Cenese

Ufficialmente tra gli autori nel nostro mirino, Tsai Ming-liang si accaparra la seconda proiezione settimanale della Valéry: con una pellicola estremamente delle sue, così indifferente e narcisa che stimola la chiacchiera cinematografica, mentre splendidi tableaux di non-vivants scorrono sontuosi 3x2. Disinteressati e offesi, noi tre con l'autore, beviamo tre vinesi alla salute del Cinema. Scritto e diretto nel 2013, "Stray dogs" inebetì pure i "veneziani" (Gran Premio della Giuria).
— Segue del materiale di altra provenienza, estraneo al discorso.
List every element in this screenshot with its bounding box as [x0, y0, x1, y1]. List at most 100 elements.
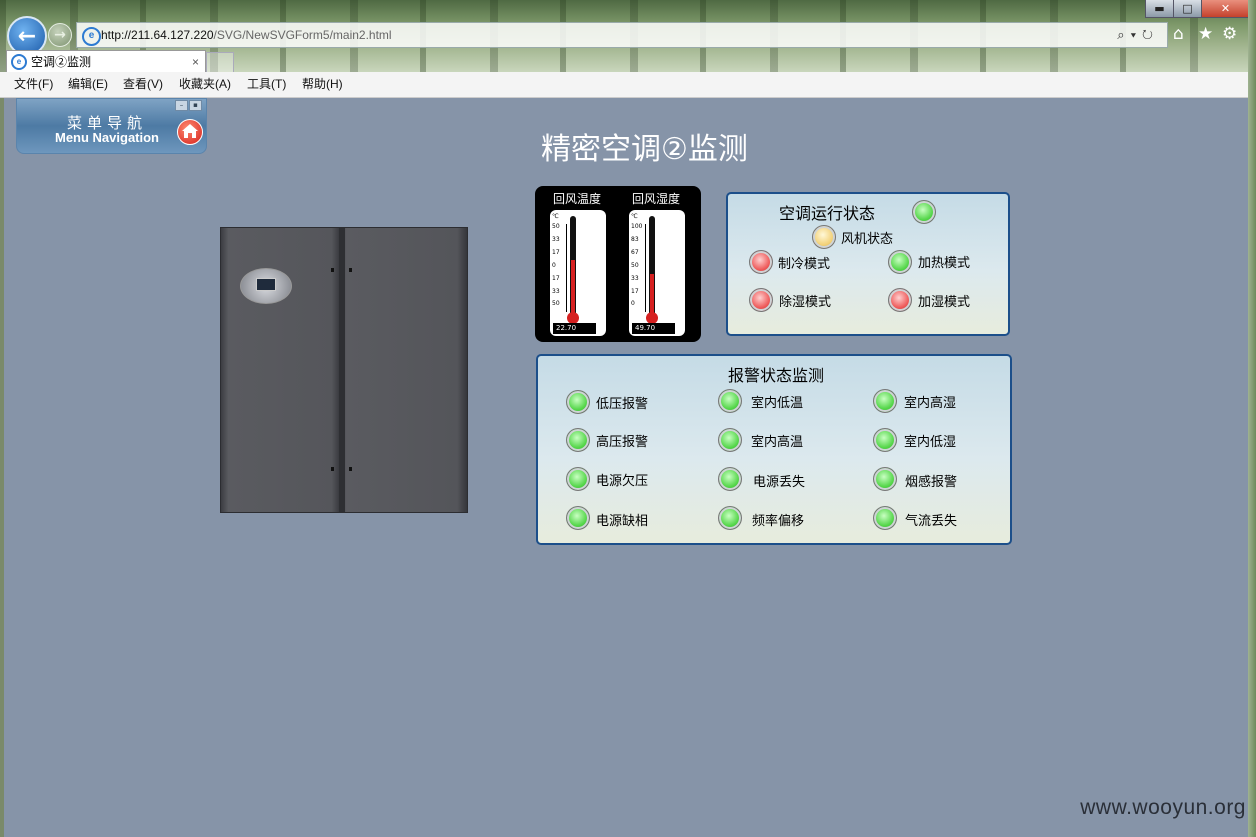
temperature-value: 22.70: [553, 323, 596, 334]
display-screen: [256, 278, 276, 291]
status-light: [912, 200, 936, 224]
alarm-label-indoor-high-temp: 室内高温: [751, 435, 804, 450]
status-light: [888, 288, 912, 312]
status-light: [566, 506, 590, 530]
control-panel-display: [240, 268, 292, 304]
status-light: [749, 250, 773, 274]
door-latch: [349, 268, 352, 272]
status-light: [718, 467, 742, 491]
url-path: /SVG/NewSVGForm5/main2.html: [213, 28, 392, 42]
alarm-label-indoor-low-humidity: 室内低湿: [904, 435, 957, 450]
status-light: [749, 288, 773, 312]
status-light: [718, 506, 742, 530]
menu-view[interactable]: 查看(V): [123, 72, 163, 97]
dehumidify-mode-label: 除湿模式: [779, 295, 832, 310]
return-air-temp-label: 回风温度: [553, 192, 602, 206]
forward-button[interactable]: →: [48, 23, 72, 47]
temperature-gauge: ℃ 50 33 17 0 17 33 50 22.70: [550, 210, 606, 336]
url-host: http://211.64.127.220: [101, 28, 214, 42]
status-light: [873, 389, 897, 413]
run-status-title: 空调运行状态: [779, 204, 876, 223]
status-light: [873, 467, 897, 491]
gauge-tick: 50: [631, 261, 639, 269]
alarm-label-frequency-offset: 频率偏移: [752, 514, 805, 529]
door-latch: [331, 268, 334, 272]
gauge-tick: 0: [552, 261, 556, 269]
status-light: [812, 225, 836, 249]
menu-file[interactable]: 文件(F): [14, 72, 53, 97]
page-content: – ▪ 菜单导航 Menu Navigation 精密空调②监测 回风温度 回风…: [4, 98, 1248, 837]
page-title: 精密空调②监测: [541, 132, 748, 167]
gauge-tick: 50: [552, 223, 560, 230]
tab-title: 空调②监测: [31, 55, 92, 69]
door-seam: [339, 228, 345, 512]
favorites-star-icon[interactable]: ★: [1198, 24, 1213, 44]
return-air-humidity-label: 回风湿度: [632, 192, 681, 206]
gauge-ticks: ℃ 100 83 67 50 33 17 0: [631, 212, 642, 311]
close-window-button[interactable]: ✕: [1201, 0, 1250, 18]
alarm-label-indoor-low-temp: 室内低温: [751, 396, 804, 411]
gauge-tick: 67: [631, 248, 639, 256]
status-light: [873, 428, 897, 452]
fan-status-label: 风机状态: [841, 232, 894, 247]
gauge-tick: 0: [631, 300, 635, 308]
gauge-tick: 33: [552, 235, 560, 243]
status-light: [566, 428, 590, 452]
gauge-tick: 17: [552, 274, 560, 282]
gauge-mercury: [650, 273, 654, 314]
alarm-status-title: 报警状态监测: [728, 366, 825, 385]
humidify-mode-label: 加湿模式: [918, 295, 971, 310]
gauge-unit: ℃: [631, 213, 638, 220]
status-light: [718, 428, 742, 452]
menu-help[interactable]: 帮助(H): [302, 72, 343, 97]
menu-bar: 文件(F) 编辑(E) 查看(V) 收藏夹(A) 工具(T) 帮助(H): [0, 72, 1248, 98]
alarm-label-indoor-high-humidity: 室内高湿: [904, 396, 957, 411]
home-icon[interactable]: [177, 119, 203, 145]
alarm-label-low-pressure: 低压报警: [596, 397, 649, 412]
menu-navigation-panel[interactable]: – ▪ 菜单导航 Menu Navigation: [16, 98, 207, 154]
menu-tools[interactable]: 工具(T): [247, 72, 286, 97]
gauge-ticks: ℃ 50 33 17 0 17 33 50: [552, 212, 560, 311]
door-latch: [349, 467, 352, 471]
search-refresh-icons[interactable]: ⌕▾↻: [1117, 23, 1159, 47]
gauge-tick: 83: [631, 235, 639, 243]
tab-close-icon[interactable]: ×: [192, 51, 199, 73]
maximize-button[interactable]: □: [1173, 0, 1202, 18]
humidity-value: 49.70: [632, 323, 675, 334]
address-bar[interactable]: e http://211.64.127.220/SVG/NewSVGForm5/…: [76, 22, 1168, 48]
watermark: www.wooyun.org: [1080, 796, 1246, 819]
status-light: [873, 506, 897, 530]
menu-favorites[interactable]: 收藏夹(A): [179, 72, 231, 97]
nav-collapse-icon[interactable]: –: [175, 100, 188, 111]
run-status-panel: 空调运行状态 风机状态 制冷模式 加热模式 除湿模式 加湿模式: [726, 192, 1010, 336]
thermometer-panel: 回风温度 回风湿度 ℃ 50 33 17 0 17 33 50 22.70 ℃ …: [535, 186, 701, 342]
minimize-button[interactable]: ▬: [1145, 0, 1174, 18]
status-light: [566, 467, 590, 491]
alarm-label-high-pressure: 高压报警: [596, 435, 649, 450]
nav-expand-icon[interactable]: ▪: [189, 100, 202, 111]
alarm-label-undervoltage: 电源欠压: [596, 474, 649, 489]
alarm-status-panel: 报警状态监测 低压报警 室内低温 室内高湿 高压报警 室内高温 室内低湿 电源欠…: [536, 354, 1012, 545]
new-tab-button[interactable]: [206, 52, 234, 72]
window-frame-right: [1248, 0, 1256, 837]
alarm-label-power-loss: 电源丢失: [753, 475, 806, 490]
tab-active[interactable]: e 空调②监测 ×: [6, 50, 206, 73]
ie-icon: e: [82, 27, 101, 46]
alarm-label-airflow-loss: 气流丢失: [905, 514, 958, 529]
address-url: http://211.64.127.220/SVG/NewSVGForm5/ma…: [101, 23, 392, 47]
gauge-tick: 33: [631, 274, 639, 282]
gauge-tick: 100: [631, 223, 643, 230]
nav-title-en: Menu Navigation: [54, 130, 159, 145]
gauge-scale: [566, 224, 567, 312]
home-toolbar-icon[interactable]: ⌂: [1173, 24, 1184, 44]
browser-chrome: ← → e http://211.64.127.220/SVG/NewSVGFo…: [0, 0, 1256, 73]
tab-ie-icon: e: [11, 54, 27, 70]
gauge-scale: [645, 224, 646, 312]
menu-edit[interactable]: 编辑(E): [68, 72, 108, 97]
gauge-tick: 50: [552, 300, 560, 308]
alarm-label-phase-loss: 电源缺相: [596, 514, 649, 529]
status-light: [888, 250, 912, 274]
settings-gear-icon[interactable]: ⚙: [1222, 24, 1237, 44]
cooling-mode-label: 制冷模式: [778, 257, 831, 272]
ac-unit-image: [220, 227, 468, 513]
Squilibrato, tiratissimo come ai tempi di "W l'Amore" sulla disperata lacrimazione degli ultimi, lo sgomento immortalato in nature ormai morte. Paradosso e sarcasmo non sono della pellicola, ironia assente, ma della società (pubblicità). Più impalpabile del precedente, già nel titolo manca di creatività. L'intento di non arzigogolare su esistenze prive d'appigli e riferimenti, Cinema spartano dall'armatura finemente battuta, affida il proprio grido a nuvole vaganti ripetute, stazionamenti alienanti, kway spazzati dalla tempesta. Depressione immobile, la sfrontatezza autoriale gettata in faccia agli autori stessi (di qui la sterilità). Non perché non si possa, ma poiché non si perde in valore artistico, con quella leggerezza, del sé e dell'eteronomo, che possiedono i cineasti da Partenone. A cui Tsai, tra l'altro, appartiene.